Suara.com - Pakar Hukum Tata Negara Universitas Gadjah Mada (UGM) Zainal Arifin Mochtar alias Uceng menilai jarang ada partai politik (parpol) yang ingin menjadi oposisi di dalam pemerintahan. Penyebabnya tidak lain karena minimnya keuntungan elektoral ketika menjadi oposisi.
"Jarang ada partai mau oposisi karena mereka tidak mendapatkan keuntungan elektoral menjadi oposisi. Biasanya yang menjadi oposisi itu bakal miskin kan, enggak punya kekuasaan dan itu yang bikin males," kata Uceng ditemui di Fakultas Hukum UGM, Selasa (23/4/2024).

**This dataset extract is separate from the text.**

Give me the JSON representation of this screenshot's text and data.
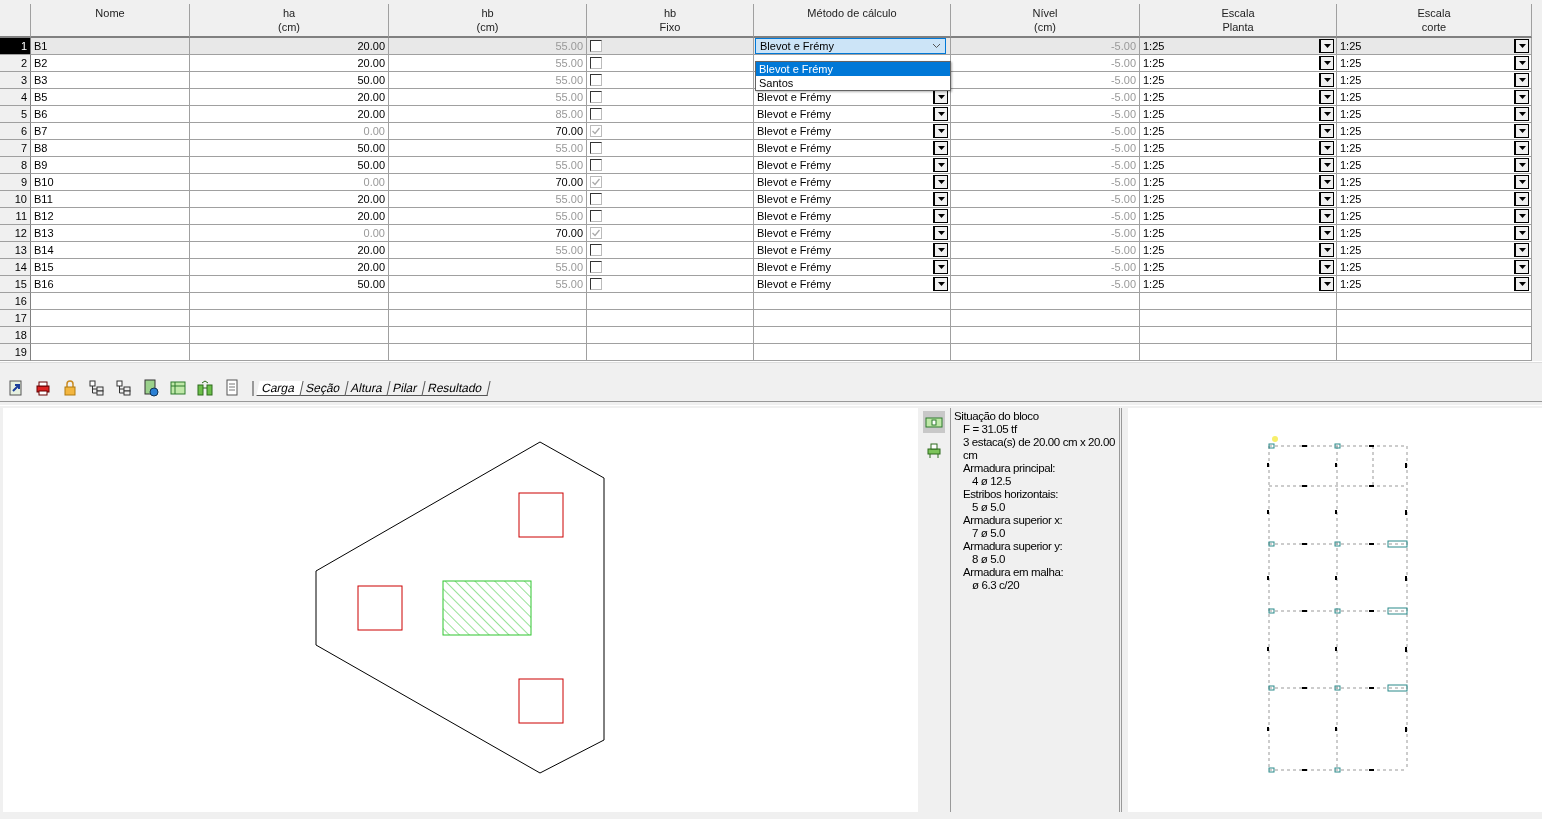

Uceng menilai sudah seharusnya ke depan dipikirkan bagaiman kemudian partai oposisi itu mendapatkan keuntungan elektoral. Masyarakat dalam hal ini bisa turut andil untuk menciptakan kondisi tersebut.
"Makanya saya termasuk yang mengatakan siapa yang mau oposisi pada pemerintahan harus kita pilih di pemilu berikutnya, harus kita pilih calonnya di Pilkada gitu dan menghukum partai-partai yang status quo gitu," ungkapnya.
"Supaya ada keuntungan elektoral, biasanya juga ada keuntungan finansial. Seharusnya jadi melindungi oposisi karena kalau tidak, orang enggak ada yang mau jadi oposisi dan begitu ditawarin kursi menteri belok semua," sambungnya.
Disampaikan Uceng, saat ini di dalam sistem politik Indonesia parpol berada dalam kondisi yang pragmatis. Oposisi dianggap menjadi pilihan berat akibat tak mendapat banyak keuntungan di sana.
"Nah itu yang mengesalkan dari politik kita, kalau oposisi mereka teriaknya kencang tapi begitu ditawarin kursi menteri melipir semua, publik yang didorong-dorong disuruh, maju menjadi oposisi, enak aja. Mereka mau dapat nangkanya tapi enggak mau kena getahnya ya," ucapnya.
"Menjadi oposisi itu kan kasihan di Indonesia itu, menjadi oposisi itu bakal miskin nggak dapat ini nggak dapat banyak hal, agak sulit. Harusnya kita mulai dorong untuk memberikan insentif elektoral kepada partai-partai yang mau menjadi oposisi," imbuhnya.
Sementara itu, Ketua Umum Pimpinan Pusat (PP) Muhammadiyah Haedar Nashir menilai bahwa kubu oposisi di dalam pemerintahan Indonesia masih tetap dan akan selalu dibutuhkan. Prinsip check and balances harus terus dihidupkan.
"Dalam sistem ketatanegaraan Indonesia itu memang perlu rekonstruksi ya, apapun namanya tapi prinsipnya harus berjalan check and balances," tegas Haedar, ditemui di UGM, Selasa (23/4/2024).